Mary et Sally, deux femmes de Melbourne, ont perdu leur soeur Annie* devenue adepte de Shincheonji (SCJ) en 2014. Elles ne la reconnaissent plus dans cette adepte obsédée par les études bibliques, la lecture des revues du groupe, et le prosélytisme.
Originaires de Malaisie, toutes trois sont venues en Australie pour étudier. Annie a été la victime de la stratégie du groupe qui infiltre des communautés chrétiennes pour recruter de nouveaux membres. Elle qui avait une maîtrise en architecture n’étudie plus et ne travaille plus se consacrant uniquement à la secte. Le groupe occupe toute la place dans sa vie si bien qu’elle a rompu tout lien avec sa famille, à tel point qu’elle ne s’est pas rendue à l’enterrement de sa grand-mère. Raphaël Aron, directeur de Cult Consulting Australia, explique que le groupe éloigne les adeptes de leur famille non seulement physiquement, mais aussi émotionnellement « parce que leurs émotions sont toutes dirigées vers et par le groupe ».

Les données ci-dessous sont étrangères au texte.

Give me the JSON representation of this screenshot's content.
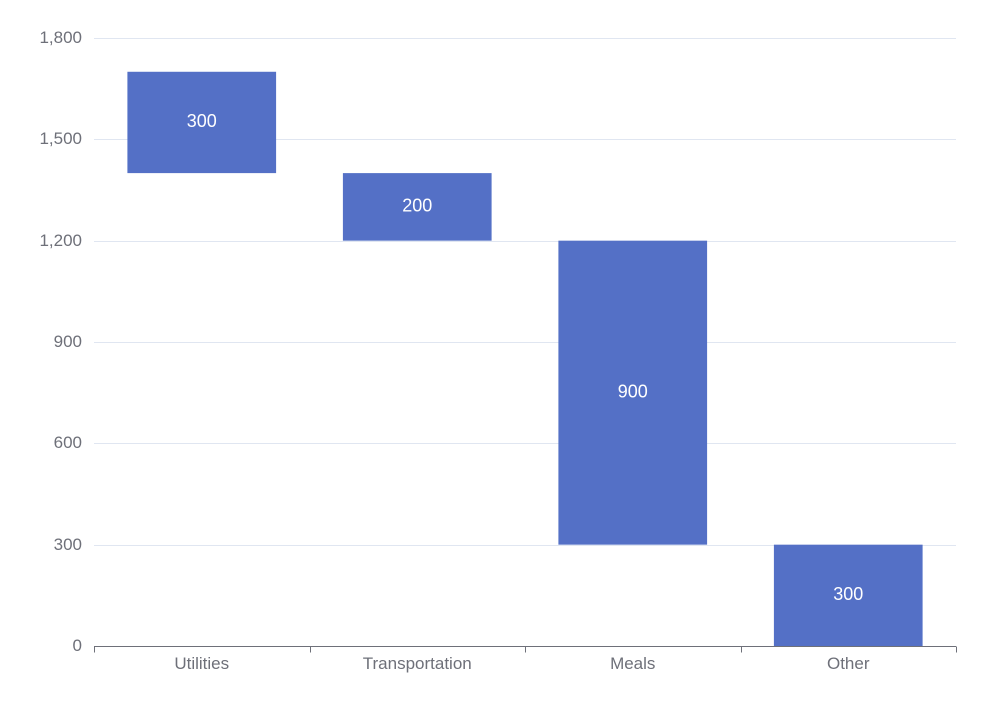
{
  "chart_data": {
    "type": "bar",
    "variant": "waterfall",
    "title": "",
    "xlabel": "",
    "ylabel": "",
    "categories": [
      "Utilities",
      "Transportation",
      "Meals",
      "Other"
    ],
    "values": [
      300,
      200,
      900,
      300
    ],
    "bases": [
      1400,
      1200,
      300,
      0
    ],
    "value_labels": [
      "300",
      "200",
      "900",
      "300"
    ],
    "ylim": [
      0,
      1800
    ],
    "yticks": [
      0,
      300,
      600,
      900,
      1200,
      1500,
      1800
    ],
    "ytick_labels": [
      "0",
      "300",
      "600",
      "900",
      "1,200",
      "1,500",
      "1,800"
    ],
    "grid": true,
    "legend": "none",
    "colors": {
      "bar": "#5470c6",
      "grid": "#e0e6f1",
      "axis": "#6e7079",
      "label": "#ffffff"
    }
  }
}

Les adeptes sont constamment sollicités par SMS, et doivent être disponibles jour et nuit. Ils étudient 24 heures sur 24 les textes du groupe et doivent passer de nombreux examens pour atteindre les plus hauts niveaux de l’organisation. Très prosélytes, ils placardent, souvent au milieu de la nuit, des affiches sur les campus universitaires.

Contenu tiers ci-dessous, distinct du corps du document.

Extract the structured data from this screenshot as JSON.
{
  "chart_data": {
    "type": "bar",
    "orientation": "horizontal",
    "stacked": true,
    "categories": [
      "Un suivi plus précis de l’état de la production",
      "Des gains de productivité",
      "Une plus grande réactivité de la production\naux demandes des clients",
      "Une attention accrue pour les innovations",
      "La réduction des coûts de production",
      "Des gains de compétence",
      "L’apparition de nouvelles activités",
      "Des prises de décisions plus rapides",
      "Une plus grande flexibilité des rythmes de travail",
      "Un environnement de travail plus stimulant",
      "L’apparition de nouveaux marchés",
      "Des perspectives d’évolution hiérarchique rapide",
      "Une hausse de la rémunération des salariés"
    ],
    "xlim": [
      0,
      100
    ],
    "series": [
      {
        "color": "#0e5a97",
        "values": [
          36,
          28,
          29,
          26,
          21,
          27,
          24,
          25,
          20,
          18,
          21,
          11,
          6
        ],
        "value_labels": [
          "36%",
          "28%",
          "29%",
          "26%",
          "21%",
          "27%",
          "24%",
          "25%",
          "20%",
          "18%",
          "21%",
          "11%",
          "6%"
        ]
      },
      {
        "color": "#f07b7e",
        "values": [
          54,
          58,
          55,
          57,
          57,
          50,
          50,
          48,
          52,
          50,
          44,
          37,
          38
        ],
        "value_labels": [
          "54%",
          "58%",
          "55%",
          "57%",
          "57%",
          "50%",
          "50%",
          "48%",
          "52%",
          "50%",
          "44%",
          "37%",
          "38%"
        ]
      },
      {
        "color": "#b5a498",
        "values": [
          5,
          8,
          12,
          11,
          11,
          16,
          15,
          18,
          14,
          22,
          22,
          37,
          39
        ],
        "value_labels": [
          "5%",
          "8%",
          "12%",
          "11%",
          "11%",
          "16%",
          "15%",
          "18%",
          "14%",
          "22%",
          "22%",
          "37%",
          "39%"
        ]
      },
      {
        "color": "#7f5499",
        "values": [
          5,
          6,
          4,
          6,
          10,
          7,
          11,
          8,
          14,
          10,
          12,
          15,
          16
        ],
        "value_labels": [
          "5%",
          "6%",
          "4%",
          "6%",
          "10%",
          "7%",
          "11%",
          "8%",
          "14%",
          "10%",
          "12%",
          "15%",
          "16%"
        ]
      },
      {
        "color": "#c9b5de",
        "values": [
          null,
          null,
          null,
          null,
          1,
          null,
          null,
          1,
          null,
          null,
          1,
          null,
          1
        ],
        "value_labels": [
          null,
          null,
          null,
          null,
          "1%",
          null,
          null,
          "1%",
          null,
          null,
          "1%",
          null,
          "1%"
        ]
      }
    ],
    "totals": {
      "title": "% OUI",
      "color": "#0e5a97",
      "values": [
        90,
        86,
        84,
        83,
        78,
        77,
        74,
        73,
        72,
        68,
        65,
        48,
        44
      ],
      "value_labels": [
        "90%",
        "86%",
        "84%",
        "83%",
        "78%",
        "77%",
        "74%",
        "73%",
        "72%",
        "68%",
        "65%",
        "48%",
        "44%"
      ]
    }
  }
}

Secte apocalyptique, SCJ enseigne que le mensonge est permis pour accomplir « le dessein de Dieu ». Le groupe utilise pour recruter deux associations promouvant la paix : Heavenly Culture, World Peace, Restoration of Light (HWPL) et International Youth Group. Bien que des représentants de Shincheonji le nient, The Australian affirme que HWPL est essentiellement dirigé par le gourou Man Hee Lee. Usant de ces « vitrines », SCJ a pu louer plusieurs salles dans des locaux publics de la ville de Melbourne, dont deux universités, pour donner des conférences.
Annie n’est pas la seule victime de SCJ. La vie de Steve*, un quinquagénaire de Melbourne, a basculé lorsque sa femme, recrutée via une étude biblique en ligne, a rejoint l’Eglise. Bien que vivant encore avec elle, il ne la voit plus. Devenue fanatique, elle est absente seize heures par jour, sept jours sur sept et elle consacre tout son temps au groupe, si bien qu’elle ne parle plus ni à son mari, qualifié de diable, ni à ses enfants.
L’universitaire, Peter Daley, spécialiste des sectes coréennes, affirme que Shincheonji est l’une des sectes coréennes les plus actives. Selon lui les témoignages dénonçant les pratiques du groupe se multiplient depuis 2015. Les témoins confirment les ruptures familiales, l’abandon des études ou du travail.
Raphaël Aron ajoute que la Corée est un terreau très fertile pour les sectes très tournée vers le christianisme. Vivant sous la menace constante de la Corée du Nord, nombre de coréens cherchent l’espoir dans la religion.
(Source : The Australian, 24.02.2018)
* Prénoms d’emprunt pour éviter des représailles de la filiale australienne de Shincheonji.